In the United States about 4 million people have active peptic ulcers and about 350,000 new cases are diagnosed each year. Four times as many duodenal ulcers as gastric ulcers are diagnosed. Approximately 3,000 deaths per year in the United States are due to duodenal ulcer and 3,000 to gastric ulcer.[24]
[edit] History
John Lykoudis, a general practitioner in Greece, treated patients for peptic ulcer disease with antibiotics, beginning in 1958, long before it was commonly recognized that bacteria were a dominant cause for the disease.[25]Helicobacter pylori was rediscovered in 1982 by two Australian scientists, Robin Warren and Barry J. Marshall as a causative factor for ulcers.[26] In their original paper, Warren and Marshall contended that most stomach ulcers and gastritis were caused by colonization with this bacterium, not by stress or spicy food as had been assumed before.[27] The H. pylori hypothesis was poorly received[28] so in an act of self-experimentation Marshall drank a Petri dish containing a culture of organisms extracted from a patient and five days later developed gastritis. His symptoms disappeared after two weeks, but he took antibiotics to kill the remaining bacteria at the urging of his wife, since halitosis is one of the symptoms of infection.[29] This experiment was published in 1984 in the Australian Medical Journal and is among the most cited articles from the journal.

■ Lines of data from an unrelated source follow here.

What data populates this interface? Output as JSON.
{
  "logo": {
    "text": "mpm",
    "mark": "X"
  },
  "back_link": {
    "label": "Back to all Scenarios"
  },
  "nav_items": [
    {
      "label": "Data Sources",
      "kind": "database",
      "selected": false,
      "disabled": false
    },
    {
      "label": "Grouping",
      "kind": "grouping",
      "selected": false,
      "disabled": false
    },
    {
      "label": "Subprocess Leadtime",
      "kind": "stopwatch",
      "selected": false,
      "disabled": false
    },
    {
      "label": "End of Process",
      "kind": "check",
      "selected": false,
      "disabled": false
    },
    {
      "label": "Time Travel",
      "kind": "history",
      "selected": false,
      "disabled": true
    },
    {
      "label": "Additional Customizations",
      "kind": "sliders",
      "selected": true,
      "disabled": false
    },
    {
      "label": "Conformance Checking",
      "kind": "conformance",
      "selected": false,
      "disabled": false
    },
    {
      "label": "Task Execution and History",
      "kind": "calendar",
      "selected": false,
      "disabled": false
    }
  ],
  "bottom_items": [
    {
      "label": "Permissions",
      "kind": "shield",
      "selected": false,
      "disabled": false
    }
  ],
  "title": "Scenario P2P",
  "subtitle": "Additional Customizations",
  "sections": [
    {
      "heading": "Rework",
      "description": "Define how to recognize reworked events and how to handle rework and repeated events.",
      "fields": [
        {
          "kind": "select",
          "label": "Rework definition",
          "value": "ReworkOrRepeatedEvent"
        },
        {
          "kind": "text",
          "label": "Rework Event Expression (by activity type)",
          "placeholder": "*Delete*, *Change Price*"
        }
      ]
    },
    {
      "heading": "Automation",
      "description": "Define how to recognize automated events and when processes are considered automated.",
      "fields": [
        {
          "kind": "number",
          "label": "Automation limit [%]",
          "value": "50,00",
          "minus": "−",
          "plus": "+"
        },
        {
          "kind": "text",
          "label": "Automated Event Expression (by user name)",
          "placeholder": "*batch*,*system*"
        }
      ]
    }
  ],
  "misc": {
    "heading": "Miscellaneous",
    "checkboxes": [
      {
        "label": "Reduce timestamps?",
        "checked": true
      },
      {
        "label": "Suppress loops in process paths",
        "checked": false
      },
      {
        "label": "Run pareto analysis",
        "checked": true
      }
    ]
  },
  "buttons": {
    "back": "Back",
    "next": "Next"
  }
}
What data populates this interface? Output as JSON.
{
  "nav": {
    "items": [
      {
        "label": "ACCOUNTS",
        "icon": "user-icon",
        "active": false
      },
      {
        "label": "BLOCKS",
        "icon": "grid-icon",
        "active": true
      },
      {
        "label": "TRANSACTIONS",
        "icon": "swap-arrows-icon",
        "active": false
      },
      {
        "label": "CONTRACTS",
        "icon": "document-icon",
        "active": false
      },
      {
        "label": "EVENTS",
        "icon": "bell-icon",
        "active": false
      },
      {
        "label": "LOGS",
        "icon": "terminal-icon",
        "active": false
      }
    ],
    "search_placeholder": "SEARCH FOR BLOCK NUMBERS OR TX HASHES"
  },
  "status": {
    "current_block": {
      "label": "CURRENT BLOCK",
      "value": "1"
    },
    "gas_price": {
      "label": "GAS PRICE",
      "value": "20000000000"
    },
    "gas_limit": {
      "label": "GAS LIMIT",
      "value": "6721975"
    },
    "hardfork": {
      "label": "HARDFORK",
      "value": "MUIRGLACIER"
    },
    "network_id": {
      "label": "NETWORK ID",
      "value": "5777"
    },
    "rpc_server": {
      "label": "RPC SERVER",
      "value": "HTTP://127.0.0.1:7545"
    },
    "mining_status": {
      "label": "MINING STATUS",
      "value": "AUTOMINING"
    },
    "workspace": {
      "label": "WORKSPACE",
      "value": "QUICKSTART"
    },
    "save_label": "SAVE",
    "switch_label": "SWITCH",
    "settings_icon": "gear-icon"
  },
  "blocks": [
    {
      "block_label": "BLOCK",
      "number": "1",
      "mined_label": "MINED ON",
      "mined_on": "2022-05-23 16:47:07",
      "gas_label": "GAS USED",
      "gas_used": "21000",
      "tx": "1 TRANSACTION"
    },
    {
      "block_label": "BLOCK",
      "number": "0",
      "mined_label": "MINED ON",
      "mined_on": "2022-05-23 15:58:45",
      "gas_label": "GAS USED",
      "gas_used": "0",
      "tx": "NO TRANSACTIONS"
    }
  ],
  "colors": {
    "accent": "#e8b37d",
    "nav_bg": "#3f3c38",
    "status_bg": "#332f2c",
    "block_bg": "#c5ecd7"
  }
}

In 1997, the Centers for Disease Control and Prevention, with other government agencies, academic institutions, and industry, launched a national education campaign to inform health care providers and consumers about the link between H. pylori and ulcers. This campaign reinforced the news that ulcers are a curable infection, and that health can be greatly improved and money saved by disseminating information about H. pylori.[30]
In 2005, the Karolinska Institute in Stockholm awarded the Nobel Prize in Physiology or Medicine to Dr. Marshall and his long-time collaborator Dr. Warren "for their discovery of the bacterium Helicobacter pylori and its role in gastritis and peptic ulcer disease". Professor Marshall continues research related to H. pylori and runs a molecular biology lab at UWA in Perth, Western Australia.
It was a previously widely accepted misunderstanding that the use of chewing gum resulted in gastric ulcers. The medical profession believed that this was because the action of masticating on gum caused the over-stimulation of the production of hydrochloric acid in the stomach. The low (acidic) pH (pH 2), or hyperchlorhydria was then believed to cause erosion of the stomach lining in the absence of food, thus causing the development of the gastric ulcers.[31]
On the other hand, in the recent past, some believed that natural tree resin extract, mastic gum, actively eliminates the H. pylori bacteria.[32] However, multiple subsequent studies have found no effect of using mastic gum on reducing H. pylori levels.[33][34]